You should see something like this (minus our annotations):

The last line of the error output attempts to tell you what went wrong. The syntax of a language is its structure, and this SyntaxError tells you that you have created an illegal structure. “EOF” means “end of file,” so the message is saying Python expected you to write something more (in this case, a right parenthesis) before finishing the cell.

There’s a lot of terminology in programming languages, but you don’t need to know it all in order to program effectively. If you see a cryptic message like this, you can often get by without deciphering it. (Of course, if you’re frustrated, ask a neighbor or a staff member for help.)

Exercise: Try to fix the code above so that you can run the cell and see the intended message instead of an error.

Expressions#

You can use Python to do simple arithmetic operations, such as addition, subtraction, multiplication, and so on.

2 + 2
2 * 4
10/2
3**2 # This is exponentiation
# Parentheses work the same way
(3 + 2) * 5

Note the text that came after the # symbol above. This is called “commenting”. Python ignores anything that comes after the # symbol, and it’s so it’s a useful way to make notes in your code. This is especially useful for when you want to look back at code later, so I highly recommend you comment any code you write!

Calling functions#

The most common way to combine or manipulate values in Python is by calling functions. Python comes with many built-in functions that perform common operations.

For example, the abs function takes a single number as its argument and returns the absolute value of that number. The absolute value of a number is its distance from 0 on the number line, so abs(5) is 5 and abs(-5) is also 5.

abs(-5)

Exercise: Find the value of the expression: $\(\frac{|79-54|+ |54-74|}{2} + (45 - 41)^2 \)$

print is another example of function that we’ve already used. We’ve used a string object as its argument before, but we can also use other types of objects.

print(5)

Another useful function that you might use throughout the course is type. It shows what kind of variable something is.

type(5) # This is an integer
type('text') # This is a string

Names#

In Python, we use assignment statements to give a name to an expression. An assignment statement has a name on the left side of an = sign and an expression to be evaluated on the right.

ten = 3 * 2 + 4

When you run that cell, Python first computes the value of the expression on the right-hand side, 3 * 2 + 4, which is the number 10. Then it assigns that value to the name ten. At that point, the code in the cell is done running.

After you run that cell, the value 10 is bound to the name ten:

ten

Note that ten isn’t special by any means. We just named it that because it was more descriptive. We could have just as easily used a different name.

number = 3 * 2 + 4
number

We can also include multiple lines of code in one cell, and work with the objects that we’ve created.

number = 5
doubled = number * 2
doubled

Here, we are assigning 5 to number. Then, we multiple what’s in number and assign that to doubled. Finally, we look at the output by simply typing out doubled by itself on a line.

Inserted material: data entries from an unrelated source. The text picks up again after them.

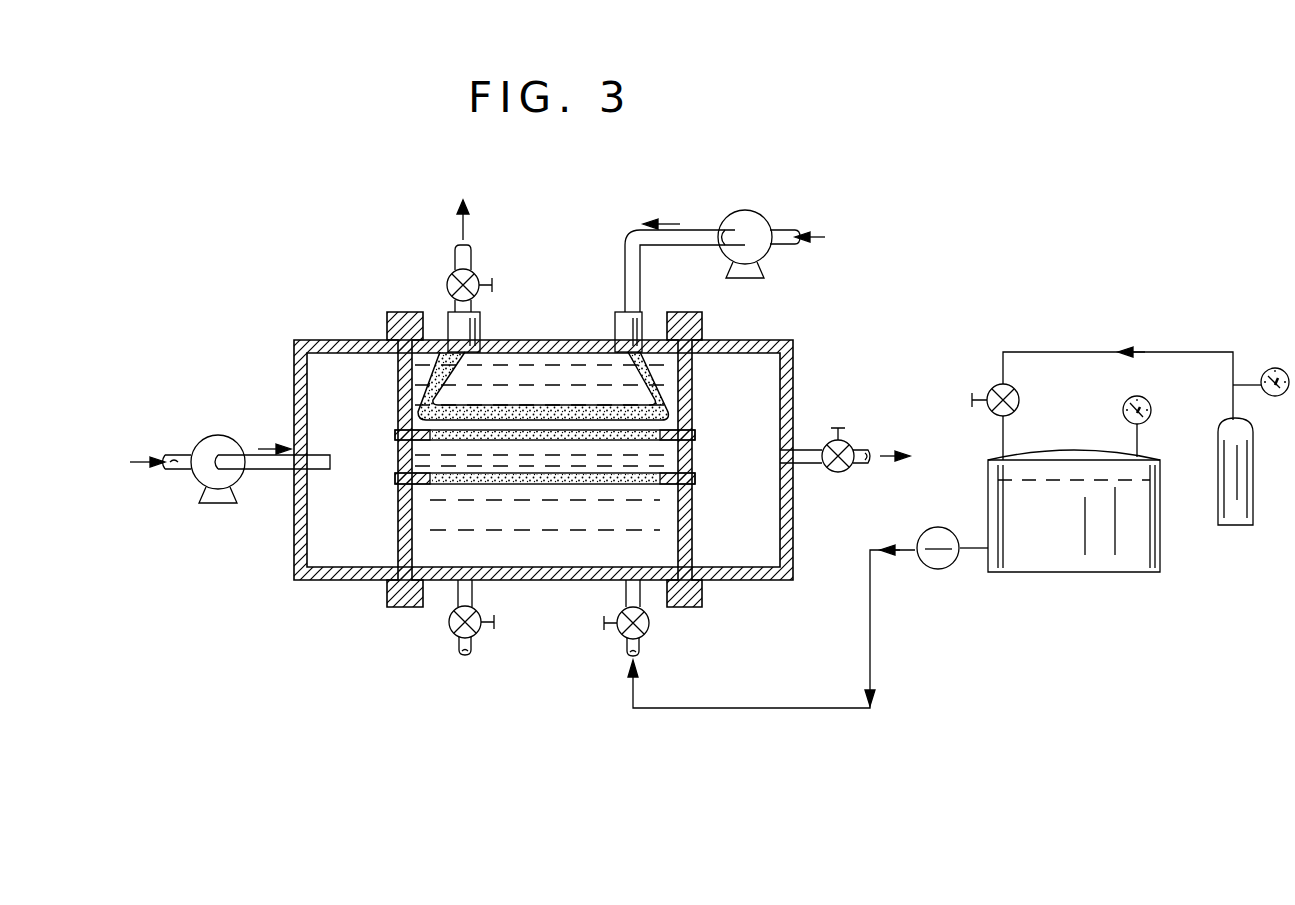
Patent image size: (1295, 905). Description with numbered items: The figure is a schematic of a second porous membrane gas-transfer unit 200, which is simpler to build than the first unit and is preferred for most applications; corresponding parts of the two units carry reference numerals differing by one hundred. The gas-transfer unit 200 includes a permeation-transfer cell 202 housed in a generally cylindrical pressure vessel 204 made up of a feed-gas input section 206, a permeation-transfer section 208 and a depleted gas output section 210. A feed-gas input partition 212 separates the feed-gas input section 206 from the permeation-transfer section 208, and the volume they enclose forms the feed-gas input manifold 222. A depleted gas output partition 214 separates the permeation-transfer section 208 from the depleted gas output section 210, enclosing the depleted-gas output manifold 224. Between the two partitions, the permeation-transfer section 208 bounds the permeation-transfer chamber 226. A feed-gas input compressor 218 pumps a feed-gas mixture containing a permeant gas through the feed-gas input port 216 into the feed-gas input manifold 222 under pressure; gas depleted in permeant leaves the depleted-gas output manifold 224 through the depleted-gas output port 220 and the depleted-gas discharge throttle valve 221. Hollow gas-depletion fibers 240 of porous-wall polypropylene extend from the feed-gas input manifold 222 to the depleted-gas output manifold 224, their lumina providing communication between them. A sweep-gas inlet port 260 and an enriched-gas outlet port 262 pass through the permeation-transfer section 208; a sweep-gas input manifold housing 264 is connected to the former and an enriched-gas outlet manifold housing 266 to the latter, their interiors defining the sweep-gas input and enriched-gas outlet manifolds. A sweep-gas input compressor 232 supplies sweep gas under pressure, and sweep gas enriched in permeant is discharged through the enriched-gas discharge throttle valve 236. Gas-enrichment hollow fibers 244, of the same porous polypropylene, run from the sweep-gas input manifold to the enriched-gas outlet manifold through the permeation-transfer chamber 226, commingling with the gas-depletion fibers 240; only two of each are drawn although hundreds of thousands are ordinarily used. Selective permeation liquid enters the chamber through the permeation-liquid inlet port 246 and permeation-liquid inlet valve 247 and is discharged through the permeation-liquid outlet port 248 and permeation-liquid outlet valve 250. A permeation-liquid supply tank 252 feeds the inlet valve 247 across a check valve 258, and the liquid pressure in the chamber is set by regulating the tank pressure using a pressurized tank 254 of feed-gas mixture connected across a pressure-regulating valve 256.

The second gas-transfer unit 200 is at (286, 580).
The permeation-transfer cell 202 is at (343, 586).
The pressure vessel 204 is at (294, 543).
The feed-gas input section 206 is at (342, 340).
The permeation-transfer section 208 is at (563, 345).
The depleted gas output section 210 is at (793, 372).
The feed-gas input partition 212 is at (398, 526).
The depleted gas output partition 214 is at (693, 520).
The feed-gas input port 216 is at (325, 460).
The feed-gas input compressor 218 is at (228, 437).
The depleted-gas output port 220 is at (780, 457).
The depleted-gas discharge throttle valve 221 is at (848, 440).
The feed-gas input manifold 222 is at (362, 404).
The depleted-gas output manifold 224 is at (752, 416).
The permeation-transfer chamber 226 is at (624, 530).
The sweep-gas input compressor 232 is at (760, 215).
The enriched-gas discharge throttle valve 236 is at (478, 274).
The hollow gas-depletion fibers 240 is at (393, 481).
The gas-enrichment hollow fibers 244 is at (548, 403).
The permeation-liquid inlet port 246 is at (626, 572).
The permeation-liquid inlet valve 247 is at (652, 630).
The permeation-liquid outlet port 248 is at (464, 570).
The permeation-liquid outlet valve 250 is at (480, 640).
The permeation-liquid supply tank 252 is at (1162, 555).
The pressurized tank of feed-gas mixture 254 is at (1218, 433).
The pressure-regulating valve 256 is at (1020, 403).
The check valve 258 is at (942, 569).
The sweep-gas inlet port 260 is at (649, 335).
The enriched-gas outlet port 262 is at (440, 352).
The sweep-gas input manifold housing 264 is at (612, 322).
The enriched-gas outlet manifold housing 266 is at (483, 316).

Suppose we wanted to see what would happen if we doubled 10. How would you change the above code to show this? Try it out yourself.

Exercise: What if you wanted an easy way to calculate the area of a circle using just its radius. How might you code this?

Python Packages#

There’s all sorts of functions and tools people have developed using Python. To avoid having to recreate all of these, people put these useful tools inside packages, which we can bring into Python and use.

The main one we’ll be using in this book is pandas. We’ll also frequently use numpy, which stands for Numerical Python, and has many useful computational tools. To bring in a package, we can use the import statement.

import numpy as np

You don’t see any output above, but it imported the NumPy package. Note that we used as np at the end. This means that whenever we want to use a function or object from the NumPy package, we need to put np. in front of it. For example, NumPy comes with an object that has the value of pi.

np.pi

Exercise: Try using this value of pi to adjust the calculation of the area of a circle from above.